Location: Toronto

What's the opportunity?

Borealis AI is a team of researchers and developers dedicated to solving today’s leading problems in machine learning and artificial intelligence. Our researchers are dedicated to pushing the boundaries of theoretical and applied science, while our development team transforms state-of-the-art technologies and algorithms into impactful products with the potential to reach millions of people.

We’re looking for an enthusiastic candidate to fill the full-time role of Administrative Coordinator for our Toronto office.

What will you do?

  • Ensure organizational effectiveness and efficiency within the office.
  • Assist in coordinating team and office events.
  • Contribute to the implementation of operational improvements in order to streamline procedures.
  • Provide support in organizing meetings, workshops, and conferences.
  • On/off-board new employees and contractors, including form submittals and asset management.
  • Maintain the condition of the office and arrange for supplies and general upkeep.

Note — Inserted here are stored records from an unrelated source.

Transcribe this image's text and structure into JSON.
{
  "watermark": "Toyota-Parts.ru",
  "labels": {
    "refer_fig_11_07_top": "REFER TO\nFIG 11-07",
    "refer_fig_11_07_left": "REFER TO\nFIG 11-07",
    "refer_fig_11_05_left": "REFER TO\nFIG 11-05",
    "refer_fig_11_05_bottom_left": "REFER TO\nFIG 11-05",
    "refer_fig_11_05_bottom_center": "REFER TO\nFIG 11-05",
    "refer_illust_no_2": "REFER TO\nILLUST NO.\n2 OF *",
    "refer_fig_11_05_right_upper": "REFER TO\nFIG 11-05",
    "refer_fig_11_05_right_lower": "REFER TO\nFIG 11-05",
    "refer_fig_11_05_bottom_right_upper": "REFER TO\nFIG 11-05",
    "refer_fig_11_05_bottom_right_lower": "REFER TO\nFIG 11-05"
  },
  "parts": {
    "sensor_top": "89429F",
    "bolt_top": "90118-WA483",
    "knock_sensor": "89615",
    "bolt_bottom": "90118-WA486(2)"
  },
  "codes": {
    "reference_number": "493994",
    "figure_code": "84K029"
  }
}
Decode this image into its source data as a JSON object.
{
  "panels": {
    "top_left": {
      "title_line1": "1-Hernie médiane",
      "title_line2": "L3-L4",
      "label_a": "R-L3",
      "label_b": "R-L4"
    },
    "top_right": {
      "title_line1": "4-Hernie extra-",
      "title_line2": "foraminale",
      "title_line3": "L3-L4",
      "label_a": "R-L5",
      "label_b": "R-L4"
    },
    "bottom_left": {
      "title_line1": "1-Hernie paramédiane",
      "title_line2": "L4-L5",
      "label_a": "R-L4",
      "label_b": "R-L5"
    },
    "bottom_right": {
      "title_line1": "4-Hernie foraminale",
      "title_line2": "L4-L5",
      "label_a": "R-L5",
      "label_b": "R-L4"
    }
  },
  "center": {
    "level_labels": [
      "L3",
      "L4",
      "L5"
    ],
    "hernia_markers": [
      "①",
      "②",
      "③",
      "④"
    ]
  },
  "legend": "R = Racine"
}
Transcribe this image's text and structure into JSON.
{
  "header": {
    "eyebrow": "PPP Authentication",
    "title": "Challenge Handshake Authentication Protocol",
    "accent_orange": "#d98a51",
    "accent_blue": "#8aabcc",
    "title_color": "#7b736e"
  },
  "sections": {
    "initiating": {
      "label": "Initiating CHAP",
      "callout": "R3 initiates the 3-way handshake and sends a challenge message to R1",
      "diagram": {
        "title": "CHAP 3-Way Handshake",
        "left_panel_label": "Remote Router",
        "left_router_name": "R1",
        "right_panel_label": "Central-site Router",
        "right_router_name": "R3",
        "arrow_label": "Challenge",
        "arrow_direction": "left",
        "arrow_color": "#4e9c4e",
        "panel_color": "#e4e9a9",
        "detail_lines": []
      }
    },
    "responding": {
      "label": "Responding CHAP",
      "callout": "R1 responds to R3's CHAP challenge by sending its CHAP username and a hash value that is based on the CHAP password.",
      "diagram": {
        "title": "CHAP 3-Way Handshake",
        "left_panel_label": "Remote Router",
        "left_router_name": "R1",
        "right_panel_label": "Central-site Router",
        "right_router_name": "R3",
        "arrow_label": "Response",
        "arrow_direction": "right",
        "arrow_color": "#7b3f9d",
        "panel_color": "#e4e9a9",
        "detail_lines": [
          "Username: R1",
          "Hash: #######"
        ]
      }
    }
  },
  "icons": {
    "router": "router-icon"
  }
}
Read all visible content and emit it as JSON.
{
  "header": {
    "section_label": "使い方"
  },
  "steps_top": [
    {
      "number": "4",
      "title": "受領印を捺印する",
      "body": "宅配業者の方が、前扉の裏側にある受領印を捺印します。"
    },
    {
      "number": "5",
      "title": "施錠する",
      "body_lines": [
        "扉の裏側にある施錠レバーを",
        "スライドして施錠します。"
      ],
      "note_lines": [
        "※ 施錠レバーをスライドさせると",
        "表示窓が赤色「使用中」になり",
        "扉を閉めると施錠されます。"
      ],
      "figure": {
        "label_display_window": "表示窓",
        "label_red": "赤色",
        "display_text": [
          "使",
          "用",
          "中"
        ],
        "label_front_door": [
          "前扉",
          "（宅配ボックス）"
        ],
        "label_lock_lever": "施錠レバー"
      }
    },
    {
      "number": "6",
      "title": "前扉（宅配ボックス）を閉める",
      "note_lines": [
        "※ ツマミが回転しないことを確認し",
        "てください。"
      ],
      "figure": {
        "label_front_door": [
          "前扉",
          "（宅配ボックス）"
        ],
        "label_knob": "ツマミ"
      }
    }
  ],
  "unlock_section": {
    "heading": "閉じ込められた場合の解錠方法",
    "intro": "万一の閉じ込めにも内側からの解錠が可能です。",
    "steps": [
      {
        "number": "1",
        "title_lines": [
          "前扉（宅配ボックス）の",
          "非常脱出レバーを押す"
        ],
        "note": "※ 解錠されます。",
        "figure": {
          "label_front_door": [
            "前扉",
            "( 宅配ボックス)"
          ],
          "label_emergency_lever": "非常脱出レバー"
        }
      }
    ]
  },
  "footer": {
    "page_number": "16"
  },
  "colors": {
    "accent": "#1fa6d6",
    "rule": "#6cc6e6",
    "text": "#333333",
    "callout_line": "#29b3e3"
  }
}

What do you need to succeed?

  • Recent graduate in business administration, business management or relevant experience.
  • Strong interpersonal relationship skills.
  • Ability to work efficiently and accurately with minimal supervision.
  • Excellent organizational and time management skills.
  • Ability to multitask and prioritize workload to meet deadlines.
  • Experience in an academic, research or start-up environment preferred.

How to apply

Please email your resume to mi.research@borealisai.com.

About Borealis AI

Borealis AI, a RBC Institute for Research, is a curiosity-driven research centre dedicated to achieving state-of-the-art in machine learning. Established in 2016, and with labs in Toronto, Edmonton, Montreal, Waterloo and Vancouver, we support open academic collaborations and partner with world-class research centres in artificial intelligence. With a focus on ethical AI that will help communities thrive, our machine learning scientists perform fundamental and applied research in areas such as reinforcement learning, natural language processing, deep learning, and unsupervised learning to solve ground-breaking problems in diverse fields.